Het College van Bestuur besloot namelijk om met Hebrew University in dialoog te gaan over de samenwerking. De universiteit voert nog altijd een kritisch gesprek met Hebrew University en hoopt eind oktober met een conclusie te komen over de samenwerking.
"We moeten actie ondernemen."
Voor emeritus-hoogleraar rechtsfilosofie Hans Lindahl is de maat vol. "We kunnen niet meer wegkijken en moeten actie ondernemen", zegt hij. Samen met zo'n tweehonderd collega's ondertekenden hij de brandbrief die donderdag naar het college is verstuurd.
Voor het formuleren van de brief hebben de medewerkers gekeken naar zakelijke analyses van gezaghebbende instanties over de mensenrechtenschendingen in Israël en naar besluiten die andere universiteiten hebben genomen.
Zo heeft de Radboud Universiteit in Nijmegen onlangs de samenwerking met Hebrew University opgeschort. De Erasmus Universiteit in Rotterdam heeft de banden met Bar-Ilan verbroken. "Als deze partneruniversiteiten al hebben gezegd dat ze hun institutionele verbanden opschorten tot nader order, waarom heeft Tilburg University dat dan nog niet gedaan", vraagt Lindahl zich af.
"Een inbreuk op het recht op vrijheid van meningsuiting."
Naast het verbreken van de Israëlische banden luiden de medewerkers in de brandbrief de noodklok over de opening van het academische jaar op 1 september van dit jaar. Op deze dag zouden studenten en medewerkers die eerder bij een demonstratie waren of een keffiyeh sjaal droegen, die veel gedragen wordt als symbool van de Palestijnse identiteit, gecontroleerd zijn door beveiligers.
Volgens Univers, het nieuwsplatform van de universiteit, zouden mensen selectief zijn gefouilleerd en zouden er namen en nummers zijn genoteerd van deze mensen. In sommige gevallen zou hen zelfs toegang tot de universiteitsgebouwen zijn geweigerd.
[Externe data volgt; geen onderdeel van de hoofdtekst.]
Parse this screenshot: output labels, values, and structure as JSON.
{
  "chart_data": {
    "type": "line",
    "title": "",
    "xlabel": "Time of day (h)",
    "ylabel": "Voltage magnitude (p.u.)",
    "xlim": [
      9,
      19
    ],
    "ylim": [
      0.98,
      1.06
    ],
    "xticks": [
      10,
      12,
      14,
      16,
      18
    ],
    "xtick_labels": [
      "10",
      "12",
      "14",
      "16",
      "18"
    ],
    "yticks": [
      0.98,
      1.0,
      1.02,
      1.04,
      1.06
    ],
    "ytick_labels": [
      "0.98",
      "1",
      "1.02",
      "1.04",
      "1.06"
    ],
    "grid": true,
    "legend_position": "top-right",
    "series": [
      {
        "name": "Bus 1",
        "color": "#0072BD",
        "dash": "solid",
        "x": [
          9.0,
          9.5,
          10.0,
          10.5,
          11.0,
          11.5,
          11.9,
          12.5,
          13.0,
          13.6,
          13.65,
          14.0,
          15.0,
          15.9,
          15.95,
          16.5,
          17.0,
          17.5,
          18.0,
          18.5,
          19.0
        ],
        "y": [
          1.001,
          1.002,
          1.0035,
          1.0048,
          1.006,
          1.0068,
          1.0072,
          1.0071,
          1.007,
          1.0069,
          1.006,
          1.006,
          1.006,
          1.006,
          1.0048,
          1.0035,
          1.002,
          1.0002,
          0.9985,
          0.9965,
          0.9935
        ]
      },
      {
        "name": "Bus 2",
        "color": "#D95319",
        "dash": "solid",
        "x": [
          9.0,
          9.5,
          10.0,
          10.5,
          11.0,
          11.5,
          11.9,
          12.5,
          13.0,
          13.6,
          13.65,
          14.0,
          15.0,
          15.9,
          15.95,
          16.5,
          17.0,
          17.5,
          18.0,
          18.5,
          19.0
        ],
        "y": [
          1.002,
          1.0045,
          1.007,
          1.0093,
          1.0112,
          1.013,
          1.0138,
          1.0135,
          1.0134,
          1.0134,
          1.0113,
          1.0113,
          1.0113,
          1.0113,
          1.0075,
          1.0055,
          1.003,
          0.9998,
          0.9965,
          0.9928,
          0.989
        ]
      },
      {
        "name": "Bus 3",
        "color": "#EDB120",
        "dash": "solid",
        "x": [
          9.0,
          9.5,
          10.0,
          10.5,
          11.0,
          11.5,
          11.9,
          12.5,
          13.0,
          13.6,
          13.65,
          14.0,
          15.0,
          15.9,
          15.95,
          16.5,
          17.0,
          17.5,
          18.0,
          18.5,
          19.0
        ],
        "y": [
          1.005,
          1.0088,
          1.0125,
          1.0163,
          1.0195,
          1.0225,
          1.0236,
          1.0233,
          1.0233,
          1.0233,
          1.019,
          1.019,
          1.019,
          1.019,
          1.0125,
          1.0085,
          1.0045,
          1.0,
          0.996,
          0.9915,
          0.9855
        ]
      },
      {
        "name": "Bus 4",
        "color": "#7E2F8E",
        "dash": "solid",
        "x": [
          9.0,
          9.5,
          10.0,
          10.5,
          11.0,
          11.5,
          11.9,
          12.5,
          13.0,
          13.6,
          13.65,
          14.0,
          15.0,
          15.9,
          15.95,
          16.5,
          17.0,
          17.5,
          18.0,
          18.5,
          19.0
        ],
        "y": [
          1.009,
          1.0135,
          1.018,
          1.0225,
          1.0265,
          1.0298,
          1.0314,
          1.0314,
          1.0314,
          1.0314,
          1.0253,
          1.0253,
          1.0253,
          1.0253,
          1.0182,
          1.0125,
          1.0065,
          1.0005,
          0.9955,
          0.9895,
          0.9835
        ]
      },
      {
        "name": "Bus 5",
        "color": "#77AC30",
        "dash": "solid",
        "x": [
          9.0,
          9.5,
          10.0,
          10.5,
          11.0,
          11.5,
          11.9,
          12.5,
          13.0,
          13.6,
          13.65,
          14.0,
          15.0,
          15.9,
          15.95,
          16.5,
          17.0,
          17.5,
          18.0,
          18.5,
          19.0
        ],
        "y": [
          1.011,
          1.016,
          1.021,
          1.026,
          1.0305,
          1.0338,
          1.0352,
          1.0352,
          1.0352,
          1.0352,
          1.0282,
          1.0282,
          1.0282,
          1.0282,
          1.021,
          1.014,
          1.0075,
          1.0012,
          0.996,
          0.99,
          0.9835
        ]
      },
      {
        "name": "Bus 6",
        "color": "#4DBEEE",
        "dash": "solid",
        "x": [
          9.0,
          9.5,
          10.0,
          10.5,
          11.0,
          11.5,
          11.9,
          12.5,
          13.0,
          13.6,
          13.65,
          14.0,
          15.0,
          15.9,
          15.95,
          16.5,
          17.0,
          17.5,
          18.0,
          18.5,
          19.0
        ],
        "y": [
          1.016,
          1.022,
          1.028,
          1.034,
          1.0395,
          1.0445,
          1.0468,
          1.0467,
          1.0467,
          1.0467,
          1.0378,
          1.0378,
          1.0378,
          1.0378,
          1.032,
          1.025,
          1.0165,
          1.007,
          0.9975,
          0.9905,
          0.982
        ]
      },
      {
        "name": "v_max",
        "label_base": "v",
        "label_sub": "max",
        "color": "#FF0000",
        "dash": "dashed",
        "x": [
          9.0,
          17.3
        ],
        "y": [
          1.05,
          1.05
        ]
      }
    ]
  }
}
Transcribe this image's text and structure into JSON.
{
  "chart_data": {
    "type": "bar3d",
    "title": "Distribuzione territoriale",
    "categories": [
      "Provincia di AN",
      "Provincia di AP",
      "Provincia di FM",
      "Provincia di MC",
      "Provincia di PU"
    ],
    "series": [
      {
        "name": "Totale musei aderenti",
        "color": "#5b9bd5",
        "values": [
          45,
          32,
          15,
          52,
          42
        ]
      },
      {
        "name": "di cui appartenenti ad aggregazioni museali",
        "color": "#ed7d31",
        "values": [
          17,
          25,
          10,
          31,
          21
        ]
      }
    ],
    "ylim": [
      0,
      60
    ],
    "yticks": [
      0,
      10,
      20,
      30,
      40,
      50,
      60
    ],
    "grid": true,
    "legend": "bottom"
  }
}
De docenten die de brief hebben ondertekend stellen, op basis van onderzoek van twee juridische experts, vraagtekens bij deze aanpak van de universiteit. "De manier waarop stafleden en studenten bejegend zijn, is een inbreuk op het recht op vrijheid van meningsuiting", stelt juridisch expert Professor Doctor Jan Brouwer.
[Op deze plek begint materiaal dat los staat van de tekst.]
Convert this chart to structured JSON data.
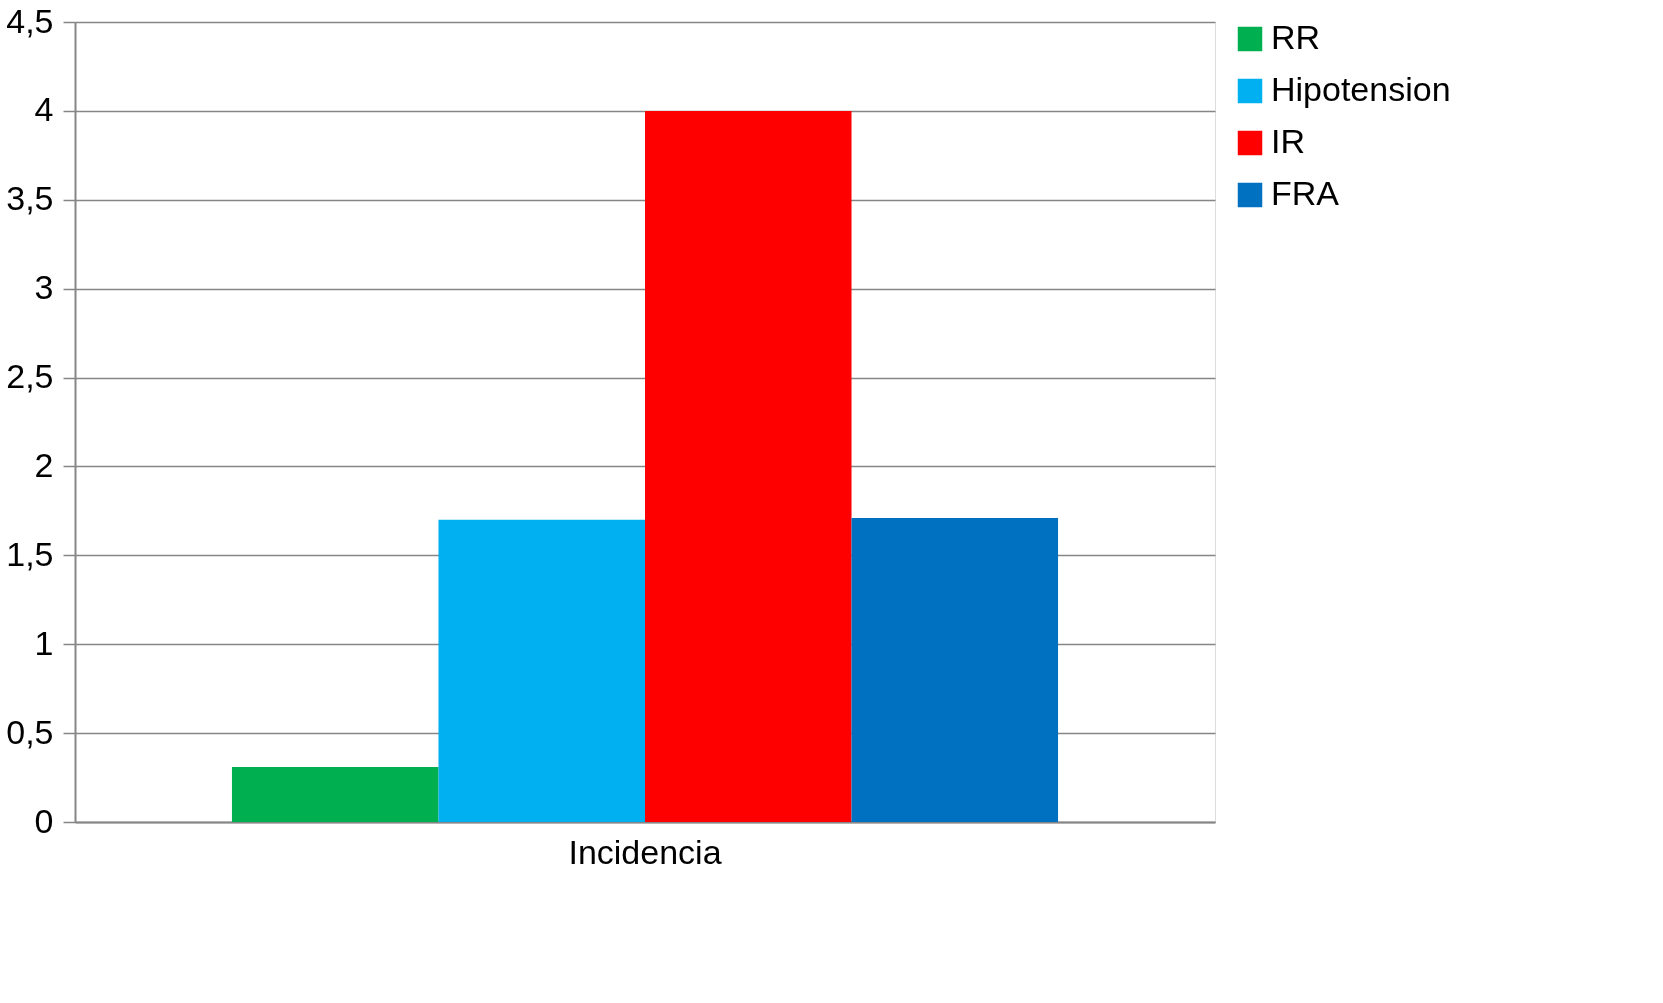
{
  "chart_data": {
    "type": "bar",
    "categories": [
      "Incidencia"
    ],
    "series": [
      {
        "name": "RR",
        "color": "#00b050",
        "values": [
          0.31
        ]
      },
      {
        "name": "Hipotension",
        "color": "#00b0f0",
        "values": [
          1.7
        ]
      },
      {
        "name": "IR",
        "color": "#ff0000",
        "values": [
          4.0
        ]
      },
      {
        "name": "FRA",
        "color": "#0070c0",
        "values": [
          1.71
        ]
      }
    ],
    "ylim": [
      0,
      4.5
    ],
    "yticks": [
      0,
      {
        "value": 0.5,
        "label": "0,5"
      },
      1,
      {
        "value": 1.5,
        "label": "1,5"
      },
      2,
      {
        "value": 2.5,
        "label": "2,5"
      },
      3,
      {
        "value": 3.5,
        "label": "3,5"
      },
      4,
      {
        "value": 4.5,
        "label": "4,5"
      }
    ],
    "grid": "y",
    "legend": "right"
  }
}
Volgens de bezorgde docenten uit de brandbrief moet iedereen zich op de universiteit veilig voelen en ruimte krijgen om te demonstreren en vreedzaam standpunten te ventileren, mits dit binnen de grenzen van de vrijheid van meningsuiting gebeurt.
Reactie College van Bestuur
Het College van Bestuur heeft vorige week in een reactie hun excuses aangeboden voor de intimiderende ervaringen die tijdens de Opening van het Academisch Jaar zijn ontstaan door de veiligheidsmaatregelen.
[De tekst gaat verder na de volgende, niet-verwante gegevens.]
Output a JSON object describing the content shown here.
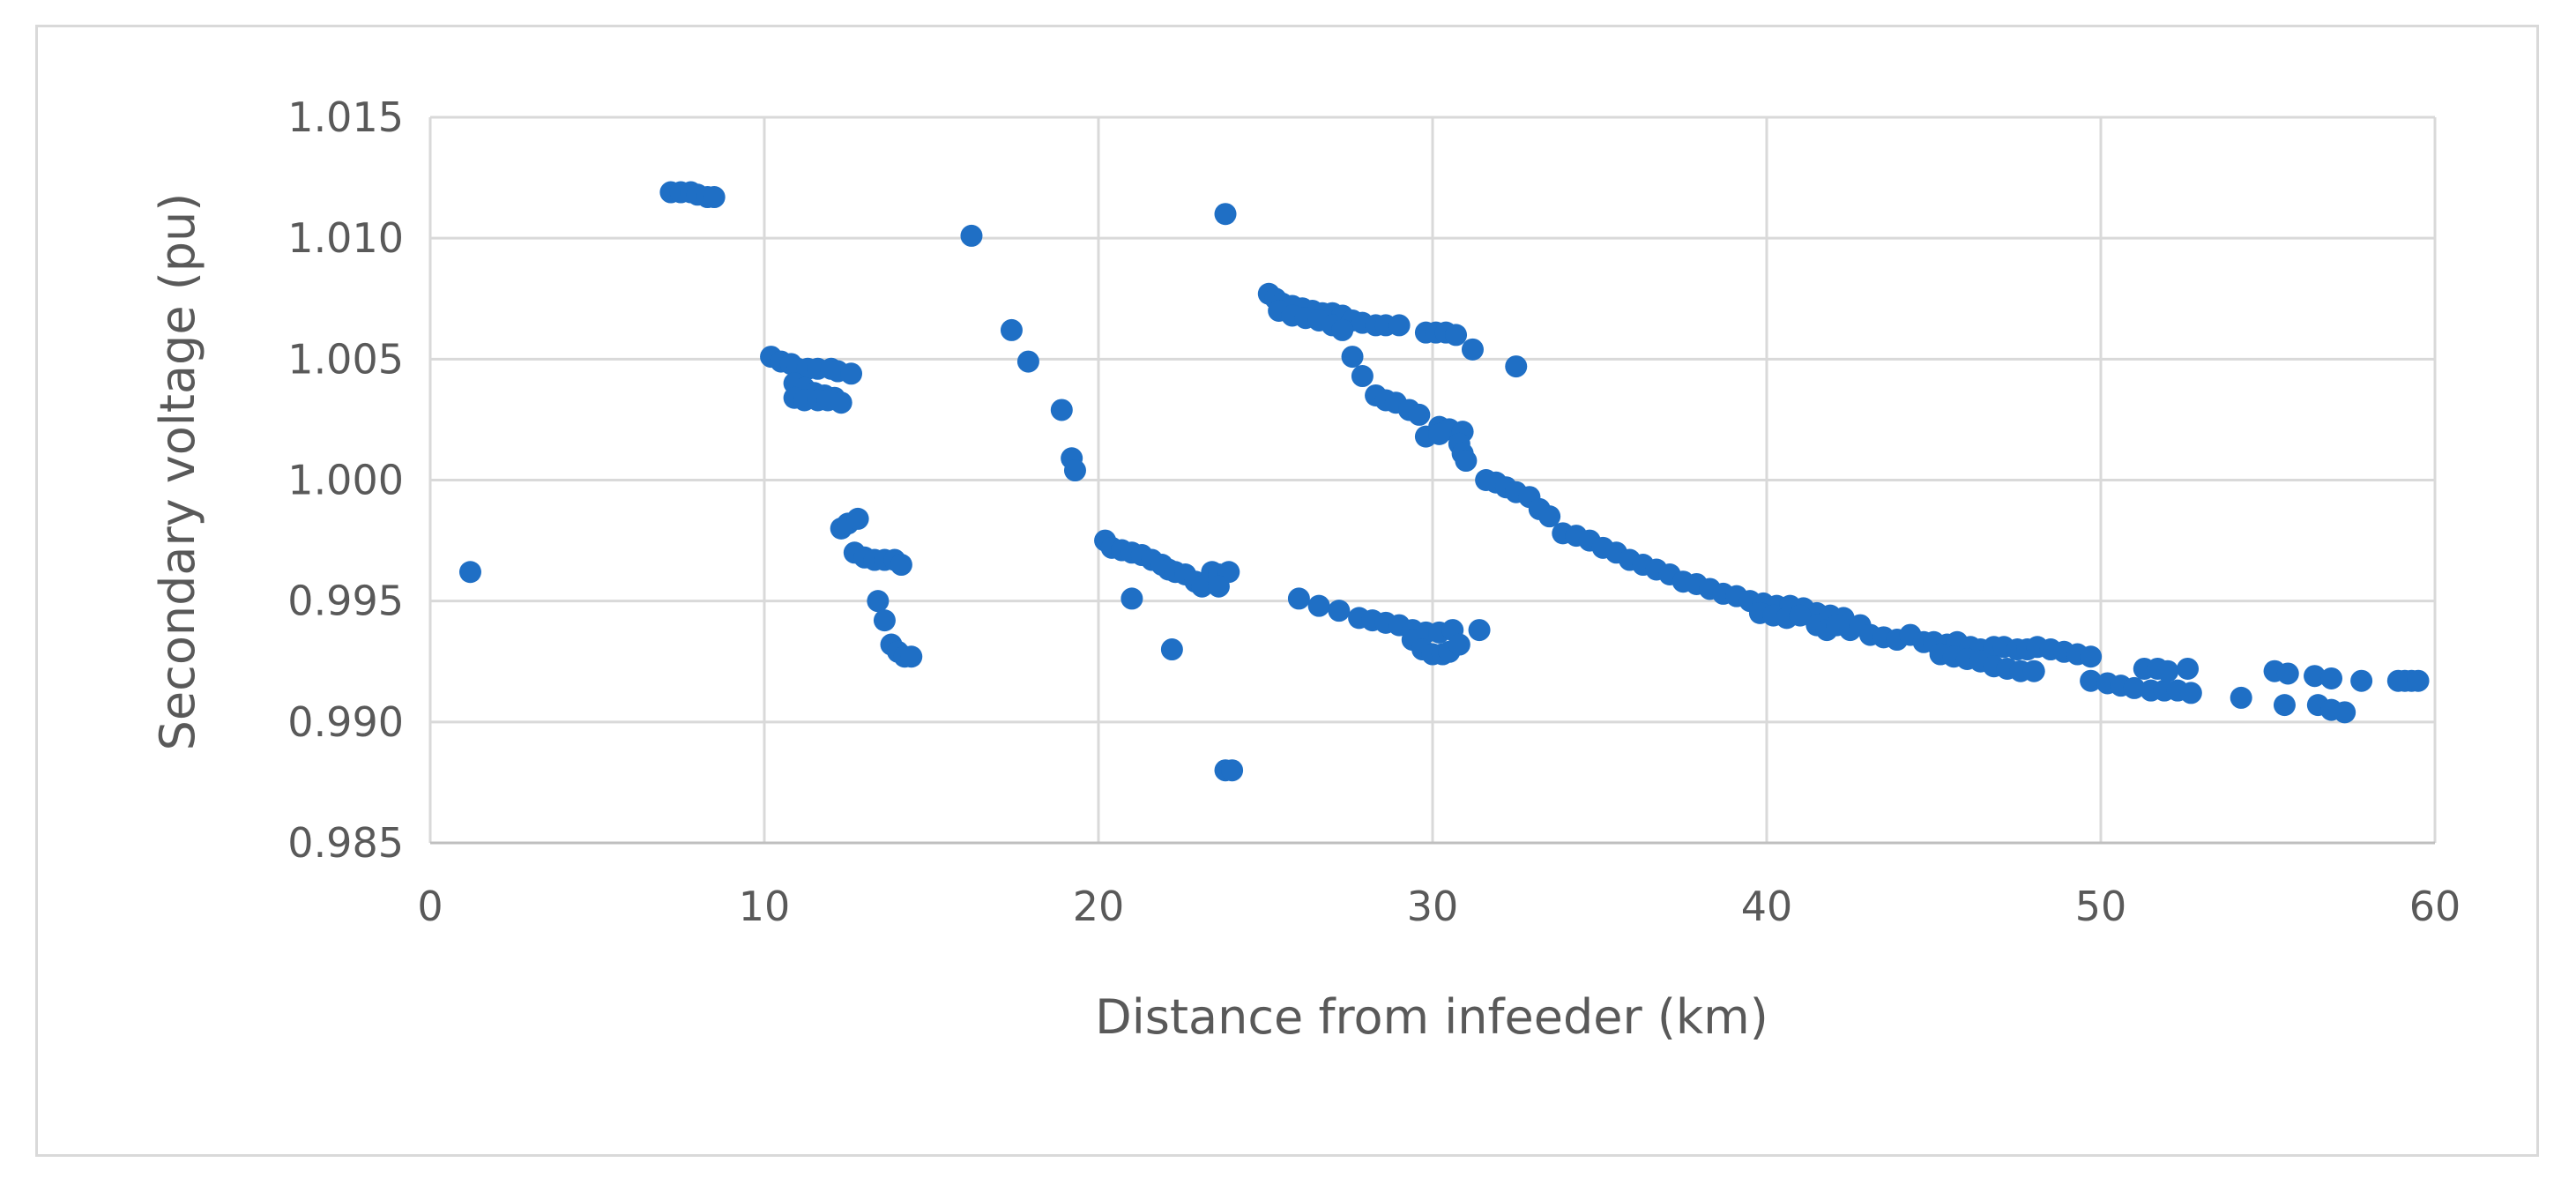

De universiteit laat een onafhankelijke evaluatie uitvoeren om te onderzoeken wat er precies is gebeurd en hiervan te leren voor de toekomst. Het universiteitsbestuur benadrukt in de reactie het belang van demonstratierecht en betreurt dat de gebeurtenissen een andere indruk hebben gewekt dan hun bedoeling was.
Het college nuanceert wel dat de veiligheidsmaatregelen bij de opening van het academische jaar opgeschroefd waren. "Na een eerdere bezetting van het Dantegebouw tijdens Night University zijn we extra alert op mogelijke verstoringen", schrijft het college. Bij deze bezetting van het Dantegebouw door actiegroep Palestine Solidarity Tilburg werden in mei 22 demonstraten opgepakt.
Het College van Bestuur wil gedurende de interne evaluatie niets toevoegen aan reacties die zij eerder gaven. "We wachten de bevindingen van de evaluatie af en gaan de brandbrief bestuderen", laat een woordvoerder weten.